International Sales and Stock Performance

This doesn't make the role of international sales unimportant in the near term. Actually, the portion of sales that companies earn abroad has become an important ‘theme' in the market. The graph below shows the ratio of the relative performance of two portfolios of stocks. The first portfolio (which represents the numerator in the ratio) is made up of the 50 stocks with the largest exposure to global markets. The second portfolio (which represents the denominator of the ratio) is a portfolio of stocks of companies with the highest share of domestic sales. A rising line implies the outperformance of stocks with a large percentage of global sales.

As the graph shows, companies with a large portion of global sales versus those with primarily domestic sales have outperformed impressively. This is partly being influenced by the rally in technology stocks, which make up an important share of the companies with the greatest global exposure. But it's also interpreted to mean that prospects are better elsewhere in the world.

That interpretation may be incorrect. The exchange value of the U.S. dollar is also playing an important role in the preference shown by investors for global companies. Even though currency translations tend to affect earnings by a very small amount at an index level, investors have responded strongly to currency fluctuations by rewarding or punishing companies with significant international sales. The correlation of dollar fluctuations and the relative performance of companies with a large portion of international sales isn't always as tight as it has been in recent years, but it tends to be the highest when the dollar is volatile, versus when it's trending.

As investing themes mature on Wall Street, they typically narrow.
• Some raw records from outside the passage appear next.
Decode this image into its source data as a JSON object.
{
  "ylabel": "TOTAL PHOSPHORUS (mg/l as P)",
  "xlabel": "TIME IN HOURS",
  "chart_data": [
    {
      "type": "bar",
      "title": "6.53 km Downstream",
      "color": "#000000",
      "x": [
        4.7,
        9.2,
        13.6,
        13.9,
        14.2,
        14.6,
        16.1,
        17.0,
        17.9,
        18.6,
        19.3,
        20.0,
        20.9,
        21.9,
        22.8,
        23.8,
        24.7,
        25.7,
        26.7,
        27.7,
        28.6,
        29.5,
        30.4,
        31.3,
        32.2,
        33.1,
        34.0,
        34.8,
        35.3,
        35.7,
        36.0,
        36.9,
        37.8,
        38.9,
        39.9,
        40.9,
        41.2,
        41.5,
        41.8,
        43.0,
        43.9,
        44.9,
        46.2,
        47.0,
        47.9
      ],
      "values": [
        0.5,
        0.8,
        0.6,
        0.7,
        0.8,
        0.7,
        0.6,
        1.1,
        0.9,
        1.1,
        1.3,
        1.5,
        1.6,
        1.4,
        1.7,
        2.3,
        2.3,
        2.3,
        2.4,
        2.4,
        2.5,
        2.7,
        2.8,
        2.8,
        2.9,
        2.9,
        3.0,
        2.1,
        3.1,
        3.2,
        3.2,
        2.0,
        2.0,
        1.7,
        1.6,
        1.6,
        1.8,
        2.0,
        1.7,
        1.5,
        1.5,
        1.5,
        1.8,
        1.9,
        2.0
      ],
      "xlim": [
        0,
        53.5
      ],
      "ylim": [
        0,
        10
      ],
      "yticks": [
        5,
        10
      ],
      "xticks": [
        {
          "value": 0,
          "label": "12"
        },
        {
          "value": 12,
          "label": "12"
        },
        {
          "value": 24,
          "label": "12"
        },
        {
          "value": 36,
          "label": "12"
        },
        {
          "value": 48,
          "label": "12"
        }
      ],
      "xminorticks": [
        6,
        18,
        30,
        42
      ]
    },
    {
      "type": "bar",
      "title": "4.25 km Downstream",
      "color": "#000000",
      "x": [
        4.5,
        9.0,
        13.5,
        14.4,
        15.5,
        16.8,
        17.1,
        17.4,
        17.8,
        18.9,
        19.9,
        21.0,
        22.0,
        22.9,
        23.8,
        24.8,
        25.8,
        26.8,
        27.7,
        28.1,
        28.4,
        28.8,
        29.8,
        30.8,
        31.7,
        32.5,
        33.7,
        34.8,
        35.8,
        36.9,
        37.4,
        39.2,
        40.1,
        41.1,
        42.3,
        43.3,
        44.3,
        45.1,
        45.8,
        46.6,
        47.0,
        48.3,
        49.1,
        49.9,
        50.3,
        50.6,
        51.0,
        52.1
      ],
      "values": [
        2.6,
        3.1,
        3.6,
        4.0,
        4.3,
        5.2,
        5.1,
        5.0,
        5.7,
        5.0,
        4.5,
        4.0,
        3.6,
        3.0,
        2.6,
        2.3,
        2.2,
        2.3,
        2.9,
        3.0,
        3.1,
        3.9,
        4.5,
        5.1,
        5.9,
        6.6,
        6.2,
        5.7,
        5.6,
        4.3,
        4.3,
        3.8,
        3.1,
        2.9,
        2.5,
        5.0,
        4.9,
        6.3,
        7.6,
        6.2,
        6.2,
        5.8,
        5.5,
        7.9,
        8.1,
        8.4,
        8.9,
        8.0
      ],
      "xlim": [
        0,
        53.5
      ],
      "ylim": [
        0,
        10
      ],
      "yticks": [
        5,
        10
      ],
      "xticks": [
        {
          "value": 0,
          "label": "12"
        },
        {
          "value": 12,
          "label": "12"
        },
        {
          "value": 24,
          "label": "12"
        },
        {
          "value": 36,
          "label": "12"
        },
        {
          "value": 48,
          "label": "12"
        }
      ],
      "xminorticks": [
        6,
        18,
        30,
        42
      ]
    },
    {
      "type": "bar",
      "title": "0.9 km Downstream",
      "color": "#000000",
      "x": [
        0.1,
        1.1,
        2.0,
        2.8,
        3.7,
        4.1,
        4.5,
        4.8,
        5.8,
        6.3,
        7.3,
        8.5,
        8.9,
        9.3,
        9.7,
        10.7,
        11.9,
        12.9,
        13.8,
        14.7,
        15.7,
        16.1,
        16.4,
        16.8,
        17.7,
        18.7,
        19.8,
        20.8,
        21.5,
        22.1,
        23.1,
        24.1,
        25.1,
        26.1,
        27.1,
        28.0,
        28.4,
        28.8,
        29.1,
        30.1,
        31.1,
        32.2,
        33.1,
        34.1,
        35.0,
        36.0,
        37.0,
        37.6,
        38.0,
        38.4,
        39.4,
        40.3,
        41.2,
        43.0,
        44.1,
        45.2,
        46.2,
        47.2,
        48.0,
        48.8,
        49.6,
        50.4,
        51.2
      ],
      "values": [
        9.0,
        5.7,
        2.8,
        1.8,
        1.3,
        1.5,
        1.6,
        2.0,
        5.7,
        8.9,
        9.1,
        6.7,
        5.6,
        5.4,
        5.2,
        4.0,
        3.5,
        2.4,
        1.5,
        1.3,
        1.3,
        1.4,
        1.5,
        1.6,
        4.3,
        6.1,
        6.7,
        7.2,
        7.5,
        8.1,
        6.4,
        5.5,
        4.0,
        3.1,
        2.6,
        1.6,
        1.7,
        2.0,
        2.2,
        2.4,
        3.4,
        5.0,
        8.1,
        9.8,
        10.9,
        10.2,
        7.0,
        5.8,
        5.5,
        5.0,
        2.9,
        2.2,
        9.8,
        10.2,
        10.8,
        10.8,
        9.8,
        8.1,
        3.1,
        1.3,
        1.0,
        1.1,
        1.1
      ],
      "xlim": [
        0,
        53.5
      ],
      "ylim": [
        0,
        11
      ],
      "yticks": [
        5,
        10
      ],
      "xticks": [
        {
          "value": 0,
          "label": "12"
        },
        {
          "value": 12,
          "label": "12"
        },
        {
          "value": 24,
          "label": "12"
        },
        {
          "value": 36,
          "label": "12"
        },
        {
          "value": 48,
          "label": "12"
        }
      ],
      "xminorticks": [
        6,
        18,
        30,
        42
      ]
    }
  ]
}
In the late 1990's, investors were first encouraged to own technology stocks, then internet stocks, then only those few dozen companies that were building out the infrastructure for the internet, until finally, investors were encouraged to buy just 4 stocks (A.K.A. The 4 Horsemen ). Although the theme of buying stocks based on rosier outlooks elsewhere may still be in its early days, it is narrowing. The graph below is again the ratio of the performance of two portfolios. The stocks in both of these portfolios all have a large percentage of sales that originate internationally. The first portfolio (which represents the numerator in the ratio) contains companies that have large exposure to developing countries. The second portfolio (which represents the denominator in the ratio) contains companies with a large portion of sales coming from developed European economies (which we'll use as a proxy for non-US developed economies). A rising line implies that companies with international sales coming from developing economies are outperforming those companies with international sales derived from developed economies.
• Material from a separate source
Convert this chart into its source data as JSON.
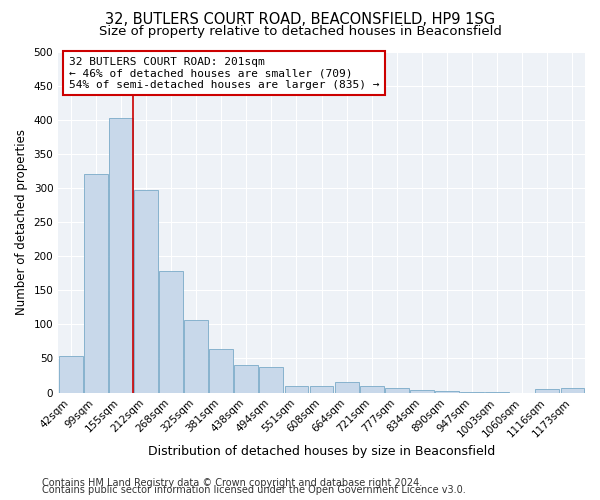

The important indicators to watch this earnings season may not be the fundamentals, but rather the price action of companies with a large share of global sales. Beat rates – whether they are on the top or bottom lines – probably won't offer investors many clues to the inherent weakness or strength of the market. And favorable beat rates are unlikely to provide much support if larger concerns about the health of the financial sector or the consumer resurface. The portion of US companies' sales that come from faster growing regions of the world is still small, and subtle shifts in this portion are unlikely to make a material difference to index-level earnings.

Companies with a large share of global sales have outperformed other groups of stocks this year based on the uncertain prospects for the US economy, U.S. dollar weakness, and high hopes for a global economic recovery, spurred by developing economies. If investors begin to question the recovery, it will probably show up first in the performance of those stocks whose businesses are closely tied to fast growing areas. The price action of this group could provide more guidance to the risks in the market than near-term company fundamentals.